Habe ich als Arbeitnehmer einen Anspruch auf eine betriebliche Altersvorsorge?

Ja, seit dem Jahr 2002 hast du als Arbeitnehmer einen gesetzlichen Anspruch darauf, dass dein Arbeitgeber dir die Möglichkeit zur Entgeltumwandlung für eine betriebliche Altersvorsorge anbietet. Dein Arbeitgeber muss dich dabei unterstützen, einen Teil deines Bruttogehalts steuer- und sozialabgabenfrei in eine bAV einzuzahlen.

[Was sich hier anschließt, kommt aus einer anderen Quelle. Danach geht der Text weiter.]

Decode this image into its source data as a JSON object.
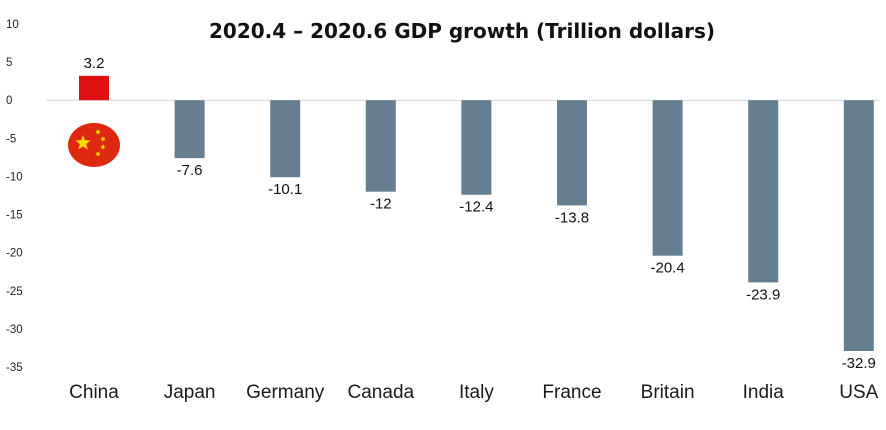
{
  "chart_data": {
    "type": "bar",
    "title": "2020.4 – 2020.6  GDP growth (Trillion dollars)",
    "xlabel": "",
    "ylabel": "",
    "categories": [
      "China",
      "Japan",
      "Germany",
      "Canada",
      "Italy",
      "France",
      "Britain",
      "India",
      "USA"
    ],
    "values": [
      3.2,
      -7.6,
      -10.1,
      -12,
      -12.4,
      -13.8,
      -20.4,
      -23.9,
      -32.9
    ],
    "value_labels": [
      "3.2",
      "-7.6",
      "-10.1",
      "-12",
      "-12.4",
      "-13.8",
      "-20.4",
      "-23.9",
      "-32.9"
    ],
    "ylim": [
      -35,
      10
    ],
    "yticks": [
      10,
      5,
      0,
      -5,
      -10,
      -15,
      -20,
      -25,
      -30,
      -35
    ],
    "ytick_labels": [
      "10",
      "5",
      "0",
      "-5",
      "-10",
      "-15",
      "-20",
      "-25",
      "-30",
      "-35"
    ],
    "grid": false,
    "legend": "none",
    "colors": {
      "positive_bar": "#dd1111",
      "negative_bar": "#657f91",
      "zero_line": "#d9d9d9",
      "flag_background": "#de2910",
      "flag_stars": "#ffde00"
    },
    "annotations": [
      {
        "type": "flag-icon",
        "icon": "china-flag-icon",
        "category": "China"
      }
    ]
  }
}
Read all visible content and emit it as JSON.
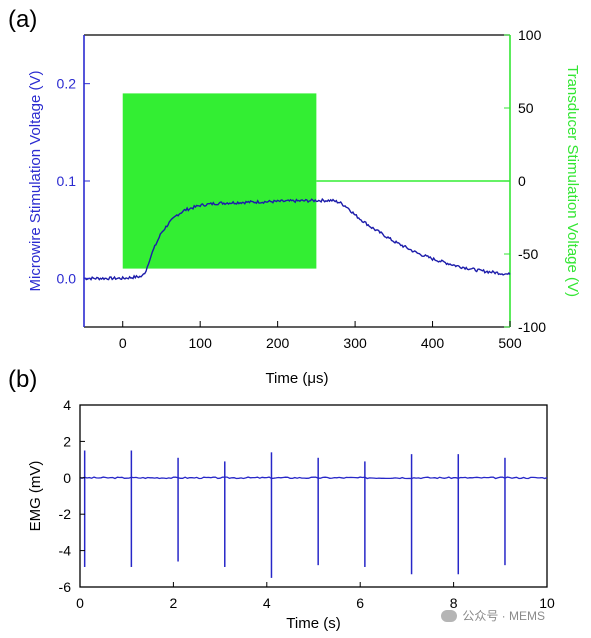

Was passiert mit meiner bAV, wenn ich den Arbeitgeber wechsle?

Wenn du deine betriebliche Altersvorsorge nach drei Jahren Betriebszugehörigkeit erworben hast, sind deine Rentenansprüche unverfallbar. In der Regel kannst du deine angesparte bAV zu deinem neuen Arbeitgeber mitnehmen (das nennt man Portabilität). Alternativ ist unter Umständen auch eine Auszahlung möglich, was jedoch oft steuerliche Nachteile mit sich bringt.

Wie hoch ist die maximale steuer- und sozialabgabenfreie Einzahlung in die bAV?

Im Jahr 2026 kannst du bis zu 4 % der Beitragsbemessungsgrenze der gesetzlichen Rentenversicherung steuerfrei einzahlen, was etwa 322 € pro Monat entspricht. Zusätzlich sind bis zu 8 % dieser Grenze sozialabgabenfrei, also circa 644 € monatlich.

Wann kann ich auf mein angespartes Geld aus der betrieblichen Altersvorsorge zugreifen?

Die Auszahlung deiner betrieblichen Altersvorsorge erfolgt normalerweise erst, wenn du das Rentenalter erreichst. Frühere Auszahlungen sind nur in besonderen Ausnahmefällen möglich, beispielsweise bei Bezug von Erwerbsminderungsrente, Arbeitslosengeld II oder im Todesfall. Manchmal ist auch eine Auszahlung möglich, wenn du eine vorgezogene Altersrente beziehst.

Welche konkreten Vorteile bringt mir die Entgeltumwandlung?

Der größte Vorteil der Entgeltumwandlung für dich ist, dass du deine monatlichen Lohnabzüge für Steuern und Sozialversicherungen reduzierst. Der umgewandelte Betrag mindert dein Bruttogehalt, bevor diese Abgaben berechnet werden. Gleichzeitig baust du durch diese Einzahlungen eine zusätzliche finanzielle Absicherung für deine Zukunft auf.

Diese Seite dient der allgemeinen Information und ersetzt keine Rechts- oder Steuerberatung. Alle Angaben ohne Gewähr. Stand: 2026.